An Architectural Framework for Accelerating Dynamic Parallel Algorithms on Reconfigurable Hardware

Tao Chen, Shreesha Srinath, Christopher Batten, and G. Edward Suh
MICRO 2018 [IEEE] [PDF] [Slides]

Abstract

In this paper, we propose ParallelXL, an architectural framework for building application-specific parallel accelerators with low manual effort. The framework introduces a task-based computation model with explicit continuation passing to support dynamic parallelism in addition to static parallelism. In contrast, today’s high-level design frameworks for accelerators focus on static data-level or thread-level parallelism that can be identified and scheduled at design time.
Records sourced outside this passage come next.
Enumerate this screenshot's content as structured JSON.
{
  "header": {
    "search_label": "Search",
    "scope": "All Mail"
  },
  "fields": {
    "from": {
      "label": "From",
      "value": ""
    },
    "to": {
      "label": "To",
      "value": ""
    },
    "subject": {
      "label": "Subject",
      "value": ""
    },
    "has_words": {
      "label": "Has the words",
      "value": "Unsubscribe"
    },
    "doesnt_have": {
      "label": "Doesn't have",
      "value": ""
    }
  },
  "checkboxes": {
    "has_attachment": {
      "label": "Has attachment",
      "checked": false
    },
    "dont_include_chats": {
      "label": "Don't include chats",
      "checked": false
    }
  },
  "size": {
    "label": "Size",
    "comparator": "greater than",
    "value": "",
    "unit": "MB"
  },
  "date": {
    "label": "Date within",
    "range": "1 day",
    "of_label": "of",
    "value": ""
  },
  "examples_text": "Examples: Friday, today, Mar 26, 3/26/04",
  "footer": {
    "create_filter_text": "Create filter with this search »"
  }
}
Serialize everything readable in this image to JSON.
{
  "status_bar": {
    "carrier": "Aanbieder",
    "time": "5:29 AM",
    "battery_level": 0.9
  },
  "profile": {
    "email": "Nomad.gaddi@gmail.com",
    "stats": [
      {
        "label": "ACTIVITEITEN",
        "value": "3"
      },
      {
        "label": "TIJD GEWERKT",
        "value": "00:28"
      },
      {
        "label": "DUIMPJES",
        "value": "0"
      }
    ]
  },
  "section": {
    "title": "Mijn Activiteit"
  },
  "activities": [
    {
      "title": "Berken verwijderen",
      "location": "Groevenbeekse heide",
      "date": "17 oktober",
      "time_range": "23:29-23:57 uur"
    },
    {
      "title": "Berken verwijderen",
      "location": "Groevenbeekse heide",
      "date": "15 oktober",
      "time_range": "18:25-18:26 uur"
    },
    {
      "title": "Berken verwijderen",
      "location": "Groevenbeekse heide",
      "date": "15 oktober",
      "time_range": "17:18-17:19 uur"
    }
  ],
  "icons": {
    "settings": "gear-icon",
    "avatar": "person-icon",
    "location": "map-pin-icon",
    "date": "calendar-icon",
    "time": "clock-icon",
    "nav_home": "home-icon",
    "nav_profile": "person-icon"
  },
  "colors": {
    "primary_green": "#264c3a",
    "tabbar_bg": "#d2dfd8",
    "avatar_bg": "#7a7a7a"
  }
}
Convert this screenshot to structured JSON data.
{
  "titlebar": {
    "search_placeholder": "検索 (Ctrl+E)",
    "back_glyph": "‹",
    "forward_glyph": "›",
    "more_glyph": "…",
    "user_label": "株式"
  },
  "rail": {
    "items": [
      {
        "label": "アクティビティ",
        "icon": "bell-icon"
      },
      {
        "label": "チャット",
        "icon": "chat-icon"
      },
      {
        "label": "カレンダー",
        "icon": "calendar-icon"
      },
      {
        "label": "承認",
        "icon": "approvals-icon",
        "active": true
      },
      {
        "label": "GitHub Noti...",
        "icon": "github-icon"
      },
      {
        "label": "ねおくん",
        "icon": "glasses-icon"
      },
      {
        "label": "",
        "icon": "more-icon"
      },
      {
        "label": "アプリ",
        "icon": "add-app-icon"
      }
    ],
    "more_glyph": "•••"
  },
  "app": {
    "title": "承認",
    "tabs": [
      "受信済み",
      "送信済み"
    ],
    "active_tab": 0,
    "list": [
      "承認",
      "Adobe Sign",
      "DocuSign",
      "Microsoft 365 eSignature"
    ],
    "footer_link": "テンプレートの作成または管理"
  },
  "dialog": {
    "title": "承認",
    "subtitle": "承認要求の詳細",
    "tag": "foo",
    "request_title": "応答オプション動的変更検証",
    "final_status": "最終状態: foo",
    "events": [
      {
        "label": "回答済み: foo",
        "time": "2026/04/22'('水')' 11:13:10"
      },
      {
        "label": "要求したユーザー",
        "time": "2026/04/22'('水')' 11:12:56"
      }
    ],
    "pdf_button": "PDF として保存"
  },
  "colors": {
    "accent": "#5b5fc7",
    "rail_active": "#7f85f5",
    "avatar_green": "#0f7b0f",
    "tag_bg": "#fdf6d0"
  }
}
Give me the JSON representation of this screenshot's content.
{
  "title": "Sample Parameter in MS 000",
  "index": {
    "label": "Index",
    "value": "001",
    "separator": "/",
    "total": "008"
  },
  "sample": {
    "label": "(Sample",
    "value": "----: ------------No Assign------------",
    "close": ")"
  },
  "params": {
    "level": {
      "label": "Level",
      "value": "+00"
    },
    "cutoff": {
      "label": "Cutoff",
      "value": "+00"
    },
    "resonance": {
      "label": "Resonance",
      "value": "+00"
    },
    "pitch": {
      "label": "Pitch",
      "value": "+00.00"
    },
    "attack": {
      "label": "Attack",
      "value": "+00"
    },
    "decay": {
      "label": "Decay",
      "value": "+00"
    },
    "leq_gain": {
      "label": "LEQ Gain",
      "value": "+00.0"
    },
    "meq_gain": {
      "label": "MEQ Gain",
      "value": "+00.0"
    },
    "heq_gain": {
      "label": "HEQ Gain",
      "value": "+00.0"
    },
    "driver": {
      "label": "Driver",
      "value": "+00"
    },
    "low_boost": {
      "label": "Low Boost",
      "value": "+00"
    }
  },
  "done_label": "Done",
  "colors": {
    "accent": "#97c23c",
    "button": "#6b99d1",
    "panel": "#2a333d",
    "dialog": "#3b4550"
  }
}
To realize the new computation model, we develop an accelerator architecture that efficiently handles dynamic task generation and scheduling as well as load balancing through work stealing. The architecture is general enough to support many dynamic parallel constructs such as fork-join, data-dependent task spawning, and arbitrary nesting and recursion of tasks, as well as static parallel patterns. We also introduce a design methodology that includes an architectural template that allows easily creating parallel accelerators from high-level descriptions. The proposed framework is studied through an FPGA prototype as well as detailed simulations. Evaluation results show that the framework can generate high-performance accelerators targeting FPGAs for a wide range of parallel algorithms and achieve an average of 4.0x speedup over an eight-core out-of-order processor (24.1x over a single core), while being 11.8x more energy efficient.